Im nördlichen Entwicklungsbereich wird für den Ideenteil eine Aktivierung des Lindenhofsgartens zur neuen „Bürgerwiese“ vorgeschlagen. Durch eine eigenständige Formsprache und Erschließung entsteht, für eine künftige potentielle Quartiersmitte, ein attraktiver Freiraum für Spiel, freie Aneignung und Gastronomie. Ein Ort der Begegnung und Kommunikation.

Prinzip „Verweben mit dem Umfeld“
Der Heckengang im zentralen Geschäftsbereich wird mit in das Gestaltungskonzept einbezogen und zu einem qualitätsvollen Durchgangs- und Aufenthaltsraum aufgewertet. Zusammen mit den Interventionen aus den Ideenteilen entsteht ein System von Querverbindungen, so dass die angrenzenden Nachbarschaften ebenfalls von der Stärkung der Nadorster Straße profitieren. Künftig könnte ein Motiv von „mehreren Heckengängen“ im Quartier etabliert werden, um eine bessere Durchlässigkeit und Erreichbarkeit für die Anwohner zu schaffen.

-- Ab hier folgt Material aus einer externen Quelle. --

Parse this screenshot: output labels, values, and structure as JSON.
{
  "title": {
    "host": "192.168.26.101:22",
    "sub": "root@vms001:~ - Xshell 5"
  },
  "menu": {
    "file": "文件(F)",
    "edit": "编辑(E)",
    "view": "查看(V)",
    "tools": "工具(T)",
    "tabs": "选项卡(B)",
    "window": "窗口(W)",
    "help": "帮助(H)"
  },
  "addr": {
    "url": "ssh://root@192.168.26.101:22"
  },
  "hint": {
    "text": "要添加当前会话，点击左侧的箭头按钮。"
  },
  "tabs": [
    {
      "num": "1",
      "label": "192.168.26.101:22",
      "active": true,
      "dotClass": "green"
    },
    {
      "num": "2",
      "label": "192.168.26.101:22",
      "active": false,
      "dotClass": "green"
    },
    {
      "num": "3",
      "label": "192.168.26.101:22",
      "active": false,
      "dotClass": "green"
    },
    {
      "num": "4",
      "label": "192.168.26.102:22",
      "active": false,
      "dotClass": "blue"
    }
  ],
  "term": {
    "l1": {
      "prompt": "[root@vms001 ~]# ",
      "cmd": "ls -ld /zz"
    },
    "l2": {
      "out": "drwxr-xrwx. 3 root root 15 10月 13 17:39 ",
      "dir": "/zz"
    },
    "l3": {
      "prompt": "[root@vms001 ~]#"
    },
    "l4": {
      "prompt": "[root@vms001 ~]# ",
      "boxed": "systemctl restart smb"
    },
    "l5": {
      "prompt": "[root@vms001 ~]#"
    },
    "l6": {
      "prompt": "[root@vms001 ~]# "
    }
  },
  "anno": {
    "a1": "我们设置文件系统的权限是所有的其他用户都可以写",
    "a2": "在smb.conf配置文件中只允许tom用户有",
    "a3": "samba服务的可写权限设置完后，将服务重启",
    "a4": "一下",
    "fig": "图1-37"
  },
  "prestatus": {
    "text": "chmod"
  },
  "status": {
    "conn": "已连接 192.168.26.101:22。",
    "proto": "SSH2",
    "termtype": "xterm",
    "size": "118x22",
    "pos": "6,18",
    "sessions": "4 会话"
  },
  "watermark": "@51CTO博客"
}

Insgesamt entsteht durch die vorgeschlagenen Interventionen ein moderner Straßenraum, der die vielfältigen Ansprüche und Nutzungen in einem zentralen Ort zusammenfasst und durch seine hohe Qualität und verbindende Funktion zur Aufwertung aller angrenzenden Stadträume beiträgt.
Neben der Inszenierung des zentralen Geschäftsbereichs wird gleichzeitig eine Anbindung der Grünräume hergestellt. Es entsteht ein neuer Stadtbaustein, der sich mit eigenständiger Identität und neuen Qualitäten in das Stadtbild von Oldenburg einfügt.

Beurteilung durch das Preisgericht

Das grundlegende Entwurfsprinzip des Beitrages ist die Gliederung der unteren Nadorster Straße durch Raumsequenzen, die funktional und gestalterisch neue räumliche Qualitäten generieren. Im nördlichen und südlichen Abschnitt wird ein geschützter Radweg vorgeschlagen, während im mittleren Abschnitt mit dem zentralen Versorgungsbereich das Prinzip des „shared space“ verfolgt wird. Hier sollen Fußgänger, Fahrradfahrer, der motorisierte Individualverkehr und der Bus die Fahrbahn gemeinsam nutzen. Hierzu wird in diesem Abschnitt eine Geschwindigkeitsreduzierung auf 20 km/h vorgeschlagen, was für die Akzeptanz der Zonierung als wichtig erscheint und den Sicherheitsansprüchen Rechnung tragen soll.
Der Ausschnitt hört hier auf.